La possibilità che la cefalea abbia una causa iatrogena va presa in attenta considerazione dal
momento che, come i dati disponibili suggeriscono, l'uso eccessivo di antiemicranici, sia da
banco che da prescrizione, può in realtà peggiorare e perpetuare il mal di testa. In genere le
più esposte al rischio di sviluppare questo tipo di cefalea, sono le donne, fra i 35 e i 60 anni,
con una emicrania o una cefalea di tipo intensivo di vecchia data. Nella cefalea indotta da
analgesici il dolore è diffuso, come un cerchio alla testa, variabile come tipo, gravità e
localizzazione ed è quasi permanente (compare spesso la mattina presto, dalle 2 alle 5).

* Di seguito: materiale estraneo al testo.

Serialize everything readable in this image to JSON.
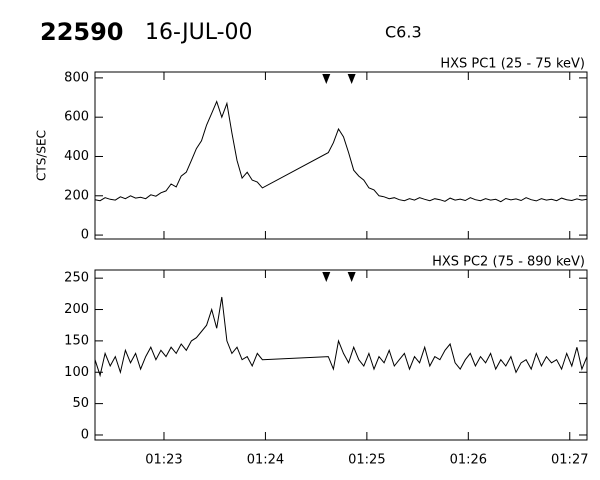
{
  "header": {
    "event": "22590",
    "date": "16-JUL-00",
    "class": "C6.3"
  },
  "chart_data": [
    {
      "type": "line",
      "title": "HXS PC1 (25 - 75 keV)",
      "y_label": "CTS/SEC",
      "color": "#000000",
      "x": [
        82.32,
        82.37,
        82.42,
        82.47,
        82.52,
        82.57,
        82.62,
        82.67,
        82.72,
        82.77,
        82.82,
        82.87,
        82.92,
        82.97,
        83.02,
        83.07,
        83.12,
        83.17,
        83.22,
        83.27,
        83.32,
        83.37,
        83.42,
        83.47,
        83.52,
        83.57,
        83.62,
        83.67,
        83.72,
        83.77,
        83.82,
        83.87,
        83.92,
        83.97,
        84.62,
        84.67,
        84.72,
        84.77,
        84.82,
        84.87,
        84.92,
        84.97,
        85.02,
        85.07,
        85.12,
        85.17,
        85.22,
        85.27,
        85.32,
        85.37,
        85.42,
        85.47,
        85.52,
        85.57,
        85.62,
        85.67,
        85.72,
        85.77,
        85.82,
        85.87,
        85.92,
        85.97,
        86.02,
        86.07,
        86.12,
        86.17,
        86.22,
        86.27,
        86.32,
        86.37,
        86.42,
        86.47,
        86.52,
        86.57,
        86.62,
        86.67,
        86.72,
        86.77,
        86.82,
        86.87,
        86.92,
        86.97,
        87.02,
        87.07,
        87.12,
        87.17
      ],
      "values": [
        180,
        175,
        190,
        182,
        178,
        195,
        185,
        200,
        188,
        192,
        185,
        205,
        198,
        215,
        225,
        260,
        245,
        300,
        320,
        380,
        440,
        480,
        560,
        620,
        680,
        600,
        670,
        520,
        380,
        290,
        320,
        280,
        270,
        240,
        420,
        470,
        540,
        500,
        420,
        330,
        300,
        280,
        240,
        230,
        200,
        195,
        185,
        190,
        180,
        175,
        185,
        178,
        190,
        182,
        175,
        185,
        180,
        172,
        188,
        178,
        183,
        176,
        190,
        180,
        175,
        185,
        178,
        182,
        170,
        186,
        179,
        184,
        176,
        190,
        180,
        174,
        185,
        178,
        182,
        175,
        188,
        180,
        176,
        184,
        178,
        182
      ],
      "xlim": [
        82.32,
        87.17
      ],
      "xticks": [
        83,
        84,
        85,
        86,
        87
      ],
      "ylim": [
        -20,
        830
      ],
      "yticks": [
        0,
        200,
        400,
        600,
        800
      ],
      "markers": [
        84.6,
        84.85
      ]
    },
    {
      "type": "line",
      "title": "HXS PC2 (75 - 890 keV)",
      "color": "#000000",
      "x": [
        82.32,
        82.37,
        82.42,
        82.47,
        82.52,
        82.57,
        82.62,
        82.67,
        82.72,
        82.77,
        82.82,
        82.87,
        82.92,
        82.97,
        83.02,
        83.07,
        83.12,
        83.17,
        83.22,
        83.27,
        83.32,
        83.37,
        83.42,
        83.47,
        83.52,
        83.57,
        83.62,
        83.67,
        83.72,
        83.77,
        83.82,
        83.87,
        83.92,
        83.97,
        84.62,
        84.67,
        84.72,
        84.77,
        84.82,
        84.87,
        84.92,
        84.97,
        85.02,
        85.07,
        85.12,
        85.17,
        85.22,
        85.27,
        85.32,
        85.37,
        85.42,
        85.47,
        85.52,
        85.57,
        85.62,
        85.67,
        85.72,
        85.77,
        85.82,
        85.87,
        85.92,
        85.97,
        86.02,
        86.07,
        86.12,
        86.17,
        86.22,
        86.27,
        86.32,
        86.37,
        86.42,
        86.47,
        86.52,
        86.57,
        86.62,
        86.67,
        86.72,
        86.77,
        86.82,
        86.87,
        86.92,
        86.97,
        87.02,
        87.07,
        87.12,
        87.17
      ],
      "values": [
        120,
        95,
        130,
        110,
        125,
        100,
        135,
        115,
        130,
        105,
        125,
        140,
        120,
        135,
        125,
        140,
        130,
        145,
        135,
        150,
        155,
        165,
        175,
        200,
        170,
        220,
        150,
        130,
        140,
        120,
        125,
        110,
        130,
        120,
        125,
        105,
        150,
        130,
        115,
        140,
        120,
        110,
        130,
        105,
        125,
        115,
        135,
        110,
        120,
        130,
        105,
        125,
        115,
        140,
        110,
        125,
        120,
        135,
        145,
        115,
        105,
        120,
        130,
        110,
        125,
        115,
        130,
        105,
        120,
        110,
        125,
        100,
        115,
        120,
        105,
        130,
        110,
        125,
        115,
        120,
        105,
        130,
        110,
        140,
        105,
        125
      ],
      "xlim": [
        82.32,
        87.17
      ],
      "xticks": [
        {
          "value": 83,
          "label": "01:23"
        },
        {
          "value": 84,
          "label": "01:24"
        },
        {
          "value": 85,
          "label": "01:25"
        },
        {
          "value": 86,
          "label": "01:26"
        },
        {
          "value": 87,
          "label": "01:27"
        }
      ],
      "ylim": [
        -8,
        263
      ],
      "yticks": [
        0,
        50,
        100,
        150,
        200,
        250
      ],
      "markers": [
        84.6,
        84.85
      ]
    }
  ]
}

Questo tipo di cefalea può risolversi solo non assumendo più analgesici; per alcuni giorni,
dopo la sospensione, si potranno manifestare sintomi spiacevoli, come un peggioramento
del mal di testa, nausea, vomito, insonnia e ansia. Perseverando, i disturbi tenderanno
progressivamente a scomparire nell'arco di due settimane circa. Alla sospensione definitiva
dei farmaci si osserverà un miglioramento spontaneo del mal di testa. Si tratta perciò di un
percorso non facile, che va affrontato con l’aiuto del proprio medico a cui il paziente andrà
invitato a rivolgersi.
Nota Bene : nella definizione di "cefalea da farmaci" non rientra la cefalea che si può
presentare come effetto indesiderato di numerose classi di farmaci per lo più di impiego
cronico. La Tabella di seguito elenca i principi attivi per i quali questo effetto indesiderato è
riportato con maggiore frequenza.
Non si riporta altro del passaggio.